Ich war keiner, der sofort sagte: Das wird die Welt revolutionieren. Ich fand es extrem spannend, weil es plötzlich eine Internetwährung gab, die man peer to peer verschicken kann. Das wirft so viele rechtliche Fragen auf, zu denen man damals keine Antworten hatte. Ich konnte es nicht einordnen. Es war kein klassisches Bankengeschäft. Es war auch kein E-Geld, weil es keine Herausgabestelle gab. Es war auch keine Zahlungsdienstleistung. In meinen Augen war es eine alternative Währung für Menschen, die an den Wert glauben. Ich bin dann immer tiefer eingestiegen, auch technisch. Da habe ich auch ein Gefühl dafür bekommen, was diese Technologie ist und eigentlich kann.
Jetzt fast elf Jahre später: Was ist denn der spannendste Use Case für dich in Krypto?
Ein extrem spannender Use Case sind natürlich Zahlungen, vor allem über Ländergrenzen hinweg. Aber auch die Automatisierung von Zahlungen. Es gibt wunderschöne Use Cases, in denen man Payments integriert in andere Aktivitäten, mit einer gewissen Transparenz, wenn das gewünscht ist.
Ein Beispiel?
Ja, aus meiner Zeit bei der Financial Conduct Authority (FCA) in England. Es gibt dort viele NGOs. Die leben von Spenden. Eine Organisation für obdachlose Menschen wollte das Spenderverhalten erhöhen, mit einem tokenisierten E-Money-Token.
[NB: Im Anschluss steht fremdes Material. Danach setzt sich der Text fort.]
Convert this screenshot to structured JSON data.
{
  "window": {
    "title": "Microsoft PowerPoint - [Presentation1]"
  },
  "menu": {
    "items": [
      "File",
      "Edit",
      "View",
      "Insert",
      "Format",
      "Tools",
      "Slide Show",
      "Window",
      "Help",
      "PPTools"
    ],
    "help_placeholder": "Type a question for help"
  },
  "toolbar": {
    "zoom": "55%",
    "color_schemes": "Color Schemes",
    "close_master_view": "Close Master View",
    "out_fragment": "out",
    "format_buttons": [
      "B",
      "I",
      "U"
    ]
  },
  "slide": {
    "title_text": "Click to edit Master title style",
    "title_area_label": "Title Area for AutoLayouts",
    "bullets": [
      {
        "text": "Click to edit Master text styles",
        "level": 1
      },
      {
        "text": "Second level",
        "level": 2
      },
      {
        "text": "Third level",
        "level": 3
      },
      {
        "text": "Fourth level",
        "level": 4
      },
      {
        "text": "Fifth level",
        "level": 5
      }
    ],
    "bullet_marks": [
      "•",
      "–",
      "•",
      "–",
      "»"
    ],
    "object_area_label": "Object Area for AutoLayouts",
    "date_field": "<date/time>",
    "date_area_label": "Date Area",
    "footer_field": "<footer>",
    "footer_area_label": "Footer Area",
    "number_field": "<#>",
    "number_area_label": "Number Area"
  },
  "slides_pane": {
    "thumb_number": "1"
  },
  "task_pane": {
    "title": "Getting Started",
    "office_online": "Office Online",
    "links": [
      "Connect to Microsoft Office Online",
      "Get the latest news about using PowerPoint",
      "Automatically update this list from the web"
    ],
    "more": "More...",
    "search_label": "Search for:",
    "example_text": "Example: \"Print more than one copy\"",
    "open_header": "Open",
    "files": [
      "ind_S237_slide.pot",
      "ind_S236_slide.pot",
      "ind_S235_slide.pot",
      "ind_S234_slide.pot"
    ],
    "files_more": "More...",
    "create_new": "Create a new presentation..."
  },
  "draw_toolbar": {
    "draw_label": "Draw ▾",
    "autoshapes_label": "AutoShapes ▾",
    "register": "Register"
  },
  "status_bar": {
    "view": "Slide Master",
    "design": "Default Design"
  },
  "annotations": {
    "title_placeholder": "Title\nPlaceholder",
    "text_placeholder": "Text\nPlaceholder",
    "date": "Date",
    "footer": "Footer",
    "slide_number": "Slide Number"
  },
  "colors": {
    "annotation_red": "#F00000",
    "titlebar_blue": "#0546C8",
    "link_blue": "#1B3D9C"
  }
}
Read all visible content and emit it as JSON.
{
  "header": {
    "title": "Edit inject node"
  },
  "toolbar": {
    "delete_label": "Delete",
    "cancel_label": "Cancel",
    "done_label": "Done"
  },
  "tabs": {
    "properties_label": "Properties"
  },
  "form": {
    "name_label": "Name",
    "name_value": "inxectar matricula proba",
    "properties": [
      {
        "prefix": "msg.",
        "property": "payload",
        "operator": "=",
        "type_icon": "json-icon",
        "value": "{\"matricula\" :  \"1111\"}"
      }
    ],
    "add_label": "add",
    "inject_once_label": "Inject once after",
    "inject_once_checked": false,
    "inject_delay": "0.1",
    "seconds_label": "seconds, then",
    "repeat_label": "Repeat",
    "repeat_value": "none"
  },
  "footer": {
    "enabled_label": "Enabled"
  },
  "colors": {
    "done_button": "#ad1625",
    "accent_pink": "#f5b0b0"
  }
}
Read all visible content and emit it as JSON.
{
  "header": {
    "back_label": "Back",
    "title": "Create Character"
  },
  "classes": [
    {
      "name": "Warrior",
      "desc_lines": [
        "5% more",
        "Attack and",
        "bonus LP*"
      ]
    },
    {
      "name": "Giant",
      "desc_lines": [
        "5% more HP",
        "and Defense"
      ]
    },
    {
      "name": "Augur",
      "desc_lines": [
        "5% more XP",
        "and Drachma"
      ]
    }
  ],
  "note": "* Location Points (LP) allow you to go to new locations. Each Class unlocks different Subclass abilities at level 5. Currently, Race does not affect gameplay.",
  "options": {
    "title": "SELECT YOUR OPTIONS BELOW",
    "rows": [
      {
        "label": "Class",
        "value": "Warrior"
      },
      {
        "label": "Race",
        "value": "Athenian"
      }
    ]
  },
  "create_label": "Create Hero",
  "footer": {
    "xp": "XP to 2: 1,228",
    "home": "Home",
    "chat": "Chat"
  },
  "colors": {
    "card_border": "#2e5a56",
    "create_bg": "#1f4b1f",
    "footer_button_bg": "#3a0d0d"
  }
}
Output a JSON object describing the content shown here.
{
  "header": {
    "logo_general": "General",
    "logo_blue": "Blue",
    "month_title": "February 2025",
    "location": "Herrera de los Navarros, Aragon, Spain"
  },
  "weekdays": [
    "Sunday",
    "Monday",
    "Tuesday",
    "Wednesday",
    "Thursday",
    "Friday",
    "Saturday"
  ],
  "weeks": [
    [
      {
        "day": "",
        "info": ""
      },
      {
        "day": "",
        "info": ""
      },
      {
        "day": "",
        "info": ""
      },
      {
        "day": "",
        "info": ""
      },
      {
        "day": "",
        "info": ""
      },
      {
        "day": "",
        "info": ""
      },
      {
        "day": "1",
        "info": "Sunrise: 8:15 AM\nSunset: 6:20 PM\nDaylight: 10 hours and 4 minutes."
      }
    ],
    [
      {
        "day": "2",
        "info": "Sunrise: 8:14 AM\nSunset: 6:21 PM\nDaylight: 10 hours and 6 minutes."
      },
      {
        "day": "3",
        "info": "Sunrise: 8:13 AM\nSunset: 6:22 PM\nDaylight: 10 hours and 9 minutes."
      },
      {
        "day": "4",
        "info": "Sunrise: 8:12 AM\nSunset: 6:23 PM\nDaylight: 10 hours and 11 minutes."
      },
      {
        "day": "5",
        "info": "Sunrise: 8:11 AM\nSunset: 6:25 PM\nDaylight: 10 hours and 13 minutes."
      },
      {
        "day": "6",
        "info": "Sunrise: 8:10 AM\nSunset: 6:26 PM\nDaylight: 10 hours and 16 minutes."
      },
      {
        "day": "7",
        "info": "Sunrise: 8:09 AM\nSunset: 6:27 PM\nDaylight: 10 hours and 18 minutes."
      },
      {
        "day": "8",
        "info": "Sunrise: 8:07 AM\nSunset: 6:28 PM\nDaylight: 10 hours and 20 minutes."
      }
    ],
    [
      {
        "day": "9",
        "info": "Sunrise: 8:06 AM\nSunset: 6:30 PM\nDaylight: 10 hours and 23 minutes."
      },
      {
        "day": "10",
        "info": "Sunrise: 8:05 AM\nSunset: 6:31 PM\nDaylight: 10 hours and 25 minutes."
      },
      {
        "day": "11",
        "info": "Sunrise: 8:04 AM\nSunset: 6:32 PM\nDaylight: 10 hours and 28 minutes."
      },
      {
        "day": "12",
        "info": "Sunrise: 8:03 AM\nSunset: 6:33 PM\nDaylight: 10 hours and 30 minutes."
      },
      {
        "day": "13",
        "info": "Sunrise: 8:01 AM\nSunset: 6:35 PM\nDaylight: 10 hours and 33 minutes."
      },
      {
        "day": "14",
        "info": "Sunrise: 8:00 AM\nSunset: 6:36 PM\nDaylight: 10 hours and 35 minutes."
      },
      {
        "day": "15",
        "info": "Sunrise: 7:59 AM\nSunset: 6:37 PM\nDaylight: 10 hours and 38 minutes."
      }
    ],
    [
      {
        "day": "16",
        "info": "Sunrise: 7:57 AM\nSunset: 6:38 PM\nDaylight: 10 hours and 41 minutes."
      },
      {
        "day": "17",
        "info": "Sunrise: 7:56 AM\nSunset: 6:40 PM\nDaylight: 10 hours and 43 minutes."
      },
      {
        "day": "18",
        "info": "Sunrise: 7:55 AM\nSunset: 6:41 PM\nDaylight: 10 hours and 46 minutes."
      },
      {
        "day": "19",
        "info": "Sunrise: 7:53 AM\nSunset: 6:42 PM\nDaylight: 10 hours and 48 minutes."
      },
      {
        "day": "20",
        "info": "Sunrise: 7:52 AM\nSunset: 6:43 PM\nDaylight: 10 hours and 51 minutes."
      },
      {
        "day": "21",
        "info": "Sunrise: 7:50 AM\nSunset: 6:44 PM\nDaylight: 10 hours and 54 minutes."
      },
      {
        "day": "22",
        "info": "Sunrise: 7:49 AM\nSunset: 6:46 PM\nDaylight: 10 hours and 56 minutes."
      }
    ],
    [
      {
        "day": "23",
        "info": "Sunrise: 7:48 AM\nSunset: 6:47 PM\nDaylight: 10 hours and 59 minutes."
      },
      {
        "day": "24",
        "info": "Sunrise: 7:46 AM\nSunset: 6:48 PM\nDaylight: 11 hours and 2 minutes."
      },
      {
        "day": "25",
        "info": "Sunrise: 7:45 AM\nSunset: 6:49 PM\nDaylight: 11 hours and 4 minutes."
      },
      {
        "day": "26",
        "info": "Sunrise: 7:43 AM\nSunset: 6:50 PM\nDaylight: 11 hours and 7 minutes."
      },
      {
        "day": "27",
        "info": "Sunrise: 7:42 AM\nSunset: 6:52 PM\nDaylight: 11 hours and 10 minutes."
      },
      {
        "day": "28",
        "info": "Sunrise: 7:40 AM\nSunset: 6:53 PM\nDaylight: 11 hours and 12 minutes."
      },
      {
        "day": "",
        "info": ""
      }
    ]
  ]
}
Der wird automatisch an die Organisation gespendet, immer dann, wenn jemand dort einem Obdachlosen eine Unterkunft gibt. Das wurde von einer Londoner Behörde validiert. Spender sehen ihre Zahlungen und wissen genau, wofür ihr Geld verwendet wird. Die Folge: weniger Bürokratie, schnellere Abwicklung, extreme Transparenz.
Im Moment reden ja alle in der Finanzbranche über einen Use Case: die Tokenisierung. Larry Fink – der Chef von BlackRock – will alles tokenisieren. Was heißt das eigentlich?
Ich bin felsenfest davon überzeugt, dass die Finanzmärkte tokenisiert werden. Das ist nur eine Frage der Zeit. Ich habe eine Arbeit geschrieben und Finanzmarktteilnehmer gefragt. Alle sind überzeugt, dass es so kommen wird. Die Vorteile sind offensichtlich. Im Moment ist es so: Du kaufst eine Aktie und bekommst sie bis zu drei Tage später geliefert. Mit dem Handelspartner kann viel passieren, im schlimmsten Fall ist er zahlungsunfähig. Der Trade findet nicht statt. Deshalb braucht es zentrale Gegenparteien, die mit den Händlern Verträge abschließen. Das bedeutet einen extremen Verwaltungsaufwand.
Mit der Tokenisierung verbessert sich die Effizienz, du kannst global handeln, kostengünstig und die Transaktionen so einrichten, dass die Aktie automatisch den Besitzer wechselt, wenn der FIAT-Teil, das tokenisierte Geld, das gleichzeitig tut. Dann braucht man keine zentralen Gegenparteien mehr. Diese Entwicklung dauert jetzt schon mehrere Jahre an. Aber das ist normal: Sie wird das gesamte Marktumfeld ändern. Da sind viele Akteure beteiligt.